Gli avvisi emessi includono il calcolo del tributo dovuto, gli interessi maturati e le sanzioni per il mancato pagamento nei termini.

Le criticità degli accertamenti

Molti cittadini segnalano problematiche legate agli accertamenti emessi, che spesso si rivelano imprecisi o difficili da interpretare. Tra le criticità più ricorrenti:

  1. Assenza di dettagli sufficienti: in alcuni casi, gli accertamenti non specificano chiaramente le superfici tassabili o i criteri utilizzati per il calcolo.
  2. Errori di calcolo o interpretazione: accertamenti che includono metrature errate o locali non soggetti alla tassa.
  3. Omissione di comunicazioni precedenti: contribuenti che non hanno mai ricevuto solleciti pregressi e si trovano direttamente di fronte a una richiesta di pagamento maggiorata di sanzioni.

Queste problematiche evidenziano la necessità per i contribuenti di esercitare pienamente il loro diritto di difesa.

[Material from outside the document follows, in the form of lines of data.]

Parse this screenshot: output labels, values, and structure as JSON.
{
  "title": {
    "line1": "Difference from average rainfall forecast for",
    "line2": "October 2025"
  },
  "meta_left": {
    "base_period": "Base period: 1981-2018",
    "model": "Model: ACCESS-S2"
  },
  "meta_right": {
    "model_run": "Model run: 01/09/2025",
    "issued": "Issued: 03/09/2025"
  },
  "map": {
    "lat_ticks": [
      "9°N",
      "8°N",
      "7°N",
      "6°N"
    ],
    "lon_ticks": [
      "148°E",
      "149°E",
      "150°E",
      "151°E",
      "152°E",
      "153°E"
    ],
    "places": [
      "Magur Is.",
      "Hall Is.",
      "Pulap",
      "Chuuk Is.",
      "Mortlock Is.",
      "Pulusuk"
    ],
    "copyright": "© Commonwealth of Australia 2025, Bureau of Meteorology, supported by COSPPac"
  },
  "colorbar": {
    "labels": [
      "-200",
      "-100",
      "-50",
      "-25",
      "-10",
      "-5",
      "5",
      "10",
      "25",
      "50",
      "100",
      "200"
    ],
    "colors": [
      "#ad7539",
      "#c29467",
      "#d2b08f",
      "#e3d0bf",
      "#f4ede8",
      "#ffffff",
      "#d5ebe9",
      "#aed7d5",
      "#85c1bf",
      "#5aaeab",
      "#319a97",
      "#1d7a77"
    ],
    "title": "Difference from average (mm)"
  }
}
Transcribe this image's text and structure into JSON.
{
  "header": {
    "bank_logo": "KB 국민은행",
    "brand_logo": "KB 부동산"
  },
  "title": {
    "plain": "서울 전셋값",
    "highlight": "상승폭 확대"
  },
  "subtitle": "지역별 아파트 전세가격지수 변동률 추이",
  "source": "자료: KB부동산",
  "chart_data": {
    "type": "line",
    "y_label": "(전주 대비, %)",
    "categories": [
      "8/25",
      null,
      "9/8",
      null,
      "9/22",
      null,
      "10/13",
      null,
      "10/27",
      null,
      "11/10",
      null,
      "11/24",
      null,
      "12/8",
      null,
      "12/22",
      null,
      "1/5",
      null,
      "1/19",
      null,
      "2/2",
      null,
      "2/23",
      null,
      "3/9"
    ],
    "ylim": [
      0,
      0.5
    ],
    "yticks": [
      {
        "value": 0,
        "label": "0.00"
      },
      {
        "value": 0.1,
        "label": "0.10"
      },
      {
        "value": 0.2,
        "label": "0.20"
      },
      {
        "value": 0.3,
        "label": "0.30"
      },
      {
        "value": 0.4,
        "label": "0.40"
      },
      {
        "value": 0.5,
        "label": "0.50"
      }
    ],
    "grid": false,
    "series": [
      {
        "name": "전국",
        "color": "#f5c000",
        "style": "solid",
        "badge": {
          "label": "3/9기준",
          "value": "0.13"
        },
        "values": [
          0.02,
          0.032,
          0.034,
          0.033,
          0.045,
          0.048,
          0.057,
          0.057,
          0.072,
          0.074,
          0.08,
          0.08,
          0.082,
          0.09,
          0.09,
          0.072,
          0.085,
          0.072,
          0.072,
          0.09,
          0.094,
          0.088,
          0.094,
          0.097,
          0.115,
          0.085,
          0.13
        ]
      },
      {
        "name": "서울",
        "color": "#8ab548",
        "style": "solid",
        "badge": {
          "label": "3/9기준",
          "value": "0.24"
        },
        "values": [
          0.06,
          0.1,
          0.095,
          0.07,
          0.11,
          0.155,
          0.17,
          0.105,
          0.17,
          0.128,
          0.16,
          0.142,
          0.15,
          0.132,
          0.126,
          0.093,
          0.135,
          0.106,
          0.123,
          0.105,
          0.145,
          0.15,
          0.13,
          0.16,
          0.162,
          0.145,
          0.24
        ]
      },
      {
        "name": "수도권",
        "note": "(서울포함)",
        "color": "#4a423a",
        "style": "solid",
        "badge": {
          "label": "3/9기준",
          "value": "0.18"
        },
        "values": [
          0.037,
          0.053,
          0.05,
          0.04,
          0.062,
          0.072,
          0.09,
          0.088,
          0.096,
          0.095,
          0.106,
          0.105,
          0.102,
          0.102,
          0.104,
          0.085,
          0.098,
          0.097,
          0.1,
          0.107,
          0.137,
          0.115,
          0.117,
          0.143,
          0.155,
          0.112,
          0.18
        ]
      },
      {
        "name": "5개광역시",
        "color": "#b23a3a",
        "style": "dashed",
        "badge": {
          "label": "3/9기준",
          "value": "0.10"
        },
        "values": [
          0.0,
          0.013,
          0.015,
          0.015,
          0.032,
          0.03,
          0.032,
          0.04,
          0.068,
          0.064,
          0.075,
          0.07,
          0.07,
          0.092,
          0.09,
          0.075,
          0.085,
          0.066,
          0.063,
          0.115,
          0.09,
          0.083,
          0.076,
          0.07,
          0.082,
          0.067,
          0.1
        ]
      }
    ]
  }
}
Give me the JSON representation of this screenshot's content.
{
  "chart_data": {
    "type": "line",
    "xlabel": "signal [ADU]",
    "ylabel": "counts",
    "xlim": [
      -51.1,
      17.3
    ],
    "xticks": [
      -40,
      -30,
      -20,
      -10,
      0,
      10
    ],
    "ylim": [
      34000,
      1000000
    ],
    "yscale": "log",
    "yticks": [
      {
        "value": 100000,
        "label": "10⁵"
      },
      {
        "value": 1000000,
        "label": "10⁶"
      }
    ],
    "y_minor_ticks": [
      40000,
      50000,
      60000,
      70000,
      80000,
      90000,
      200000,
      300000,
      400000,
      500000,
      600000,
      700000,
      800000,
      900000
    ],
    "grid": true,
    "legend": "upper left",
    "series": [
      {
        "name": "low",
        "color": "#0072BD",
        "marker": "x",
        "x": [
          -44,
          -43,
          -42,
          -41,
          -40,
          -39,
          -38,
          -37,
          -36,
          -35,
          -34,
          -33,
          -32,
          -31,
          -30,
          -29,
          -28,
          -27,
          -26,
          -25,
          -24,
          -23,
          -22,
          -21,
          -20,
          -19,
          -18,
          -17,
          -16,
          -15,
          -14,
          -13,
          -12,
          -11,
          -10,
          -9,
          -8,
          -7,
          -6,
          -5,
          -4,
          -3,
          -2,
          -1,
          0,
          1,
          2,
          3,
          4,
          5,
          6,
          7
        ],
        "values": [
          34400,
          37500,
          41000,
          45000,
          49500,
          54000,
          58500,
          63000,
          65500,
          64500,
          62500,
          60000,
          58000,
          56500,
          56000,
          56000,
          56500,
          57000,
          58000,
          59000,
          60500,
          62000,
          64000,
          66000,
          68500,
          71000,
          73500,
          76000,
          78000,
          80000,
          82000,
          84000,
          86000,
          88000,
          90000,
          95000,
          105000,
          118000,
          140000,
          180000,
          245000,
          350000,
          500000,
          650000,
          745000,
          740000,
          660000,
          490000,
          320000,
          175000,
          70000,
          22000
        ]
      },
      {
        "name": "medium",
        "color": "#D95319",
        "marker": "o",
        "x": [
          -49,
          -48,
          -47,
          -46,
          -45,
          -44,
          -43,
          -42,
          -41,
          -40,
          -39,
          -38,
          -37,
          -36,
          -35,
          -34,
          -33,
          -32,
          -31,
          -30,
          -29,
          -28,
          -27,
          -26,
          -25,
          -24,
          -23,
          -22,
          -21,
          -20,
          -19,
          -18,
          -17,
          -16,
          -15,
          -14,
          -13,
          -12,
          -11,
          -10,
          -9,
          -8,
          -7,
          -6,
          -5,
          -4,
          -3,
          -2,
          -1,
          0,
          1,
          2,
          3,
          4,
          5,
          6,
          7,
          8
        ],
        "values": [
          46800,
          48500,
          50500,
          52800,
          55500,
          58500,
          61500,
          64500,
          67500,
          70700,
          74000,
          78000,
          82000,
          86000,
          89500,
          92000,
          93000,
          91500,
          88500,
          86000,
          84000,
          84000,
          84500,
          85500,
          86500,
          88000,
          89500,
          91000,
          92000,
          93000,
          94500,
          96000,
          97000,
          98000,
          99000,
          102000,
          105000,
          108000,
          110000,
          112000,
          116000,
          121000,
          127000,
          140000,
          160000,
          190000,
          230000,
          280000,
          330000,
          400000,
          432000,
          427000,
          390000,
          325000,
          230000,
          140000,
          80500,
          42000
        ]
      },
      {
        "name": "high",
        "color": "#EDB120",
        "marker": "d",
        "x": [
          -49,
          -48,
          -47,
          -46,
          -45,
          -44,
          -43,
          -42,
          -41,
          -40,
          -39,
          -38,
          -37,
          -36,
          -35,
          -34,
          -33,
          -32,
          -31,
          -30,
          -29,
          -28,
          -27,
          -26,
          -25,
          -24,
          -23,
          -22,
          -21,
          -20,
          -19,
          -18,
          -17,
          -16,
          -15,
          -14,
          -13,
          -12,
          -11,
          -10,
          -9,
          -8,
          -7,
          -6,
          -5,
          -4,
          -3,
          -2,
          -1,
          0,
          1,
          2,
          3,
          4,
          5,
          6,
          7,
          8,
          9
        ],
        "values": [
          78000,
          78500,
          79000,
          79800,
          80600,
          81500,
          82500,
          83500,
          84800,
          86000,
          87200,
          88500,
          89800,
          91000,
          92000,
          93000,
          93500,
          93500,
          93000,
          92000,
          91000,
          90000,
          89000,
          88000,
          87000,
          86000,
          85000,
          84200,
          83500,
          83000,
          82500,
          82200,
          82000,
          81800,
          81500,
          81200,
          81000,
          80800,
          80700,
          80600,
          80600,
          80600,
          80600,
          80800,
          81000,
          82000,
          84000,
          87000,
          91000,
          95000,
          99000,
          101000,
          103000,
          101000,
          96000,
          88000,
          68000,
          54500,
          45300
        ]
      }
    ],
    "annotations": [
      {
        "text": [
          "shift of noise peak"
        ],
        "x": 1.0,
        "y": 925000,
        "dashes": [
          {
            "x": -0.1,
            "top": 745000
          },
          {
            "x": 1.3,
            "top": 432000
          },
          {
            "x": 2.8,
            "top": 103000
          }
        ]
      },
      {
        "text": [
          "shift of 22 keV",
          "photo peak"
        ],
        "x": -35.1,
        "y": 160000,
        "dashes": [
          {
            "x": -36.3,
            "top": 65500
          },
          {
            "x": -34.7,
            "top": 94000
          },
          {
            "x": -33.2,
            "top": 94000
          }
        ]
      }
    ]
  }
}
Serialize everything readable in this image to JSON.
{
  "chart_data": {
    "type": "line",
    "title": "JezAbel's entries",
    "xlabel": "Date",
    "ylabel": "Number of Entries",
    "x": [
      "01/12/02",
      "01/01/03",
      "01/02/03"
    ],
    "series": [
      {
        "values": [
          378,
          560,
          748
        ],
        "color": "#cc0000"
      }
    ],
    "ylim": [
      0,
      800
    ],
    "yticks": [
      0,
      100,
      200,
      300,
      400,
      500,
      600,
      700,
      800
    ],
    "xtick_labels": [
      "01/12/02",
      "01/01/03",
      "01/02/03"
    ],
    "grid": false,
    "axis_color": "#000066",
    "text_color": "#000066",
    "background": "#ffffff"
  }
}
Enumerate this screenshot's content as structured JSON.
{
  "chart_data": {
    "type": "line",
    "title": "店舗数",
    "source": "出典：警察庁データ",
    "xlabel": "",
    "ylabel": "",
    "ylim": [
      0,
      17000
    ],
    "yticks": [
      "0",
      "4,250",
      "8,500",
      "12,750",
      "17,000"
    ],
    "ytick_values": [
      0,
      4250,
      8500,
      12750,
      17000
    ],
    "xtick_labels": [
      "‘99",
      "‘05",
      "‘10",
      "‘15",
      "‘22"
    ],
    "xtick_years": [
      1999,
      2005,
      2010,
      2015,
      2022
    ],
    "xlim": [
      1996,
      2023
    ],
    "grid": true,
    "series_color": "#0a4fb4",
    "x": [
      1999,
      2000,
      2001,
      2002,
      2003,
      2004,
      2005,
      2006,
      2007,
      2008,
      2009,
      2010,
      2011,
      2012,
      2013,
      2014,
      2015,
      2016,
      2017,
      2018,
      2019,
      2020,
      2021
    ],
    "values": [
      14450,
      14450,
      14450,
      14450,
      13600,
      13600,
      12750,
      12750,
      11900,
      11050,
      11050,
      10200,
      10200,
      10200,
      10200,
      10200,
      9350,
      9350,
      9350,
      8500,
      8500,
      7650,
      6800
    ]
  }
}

Il diritto di difesa del contribuente

I contribuenti che ricevono un accertamento TARI hanno strumenti di difesa previsti dalla normativa italiana. Tra i più importanti:

  1. Richiesta di riesame o autotutela: il contribuente può inviare una richiesta di riesame all’ufficio competente di Roma Capitale, presentando documenti che dimostrino eventuali errori o discrepanze nell’accertamento. L’istanza in autotutela non sospende i termini per il ricorso.
  2. Presentazione del ricorso alla Corte di Giustizia Tributaria di Primo Grado: se l’accertamento è considerato illegittimo, è possibile proporre ricorso entro 60 giorni dalla notifica dell’atto. È fondamentale allegare prove documentali, come planimetrie catastali aggiornate o ricevute di pagamento.
  3. Richiesta di rateizzazione: per i contribuenti che riconoscono la legittimità dell’accertamento ma incontrano difficoltà a pagare l’importo dovuto in un’unica soluzione, è possibile richiedere un piano di rateizzazione.
  4. Valutazione della prescrizione: la TARI segue la regola della prescrizione quinquennale. Gli accertamenti relativi a periodi anteriori al 2019 (in assenza di interruzioni della prescrizione) possono essere contestati.

Consigli pratici per i contribuenti

  • Esaminare attentamente l’accertamento: verificare i dati indicati (metratura, utilizzo dei locali, importi) confrontandoli con la documentazione in proprio possesso.
  • Richiedere chiarimenti: in caso di dubbi, è utile rivolgersi agli sportelli di assistenza di Roma Capitale o a un avvocato tributarista.
  • Agire tempestivamente: il rispetto dei termini è cruciale per evitare aggravi di sanzioni o decadenza del diritto di contestazione.
  • Documentare tutte le comunicazioni: conservare copia delle richieste inviate e ricevute per eventuali contestazioni future.

Conclusioni

Gli accertamenti TARI 2024 rappresentano uno strumento legittimo per Roma Capitale di recuperare tributi non versati, ma devono essere emessi in modo chiaro e corretto. I contribuenti, dal canto loro, hanno il diritto di verificare e contestare eventuali errori, avvalendosi degli strumenti previsti dalla legge per tutelare i propri interessi. Una corretta informazione e un’azione tempestiva possono fare la differenza per risolvere eventuali controversie in modo favorevole.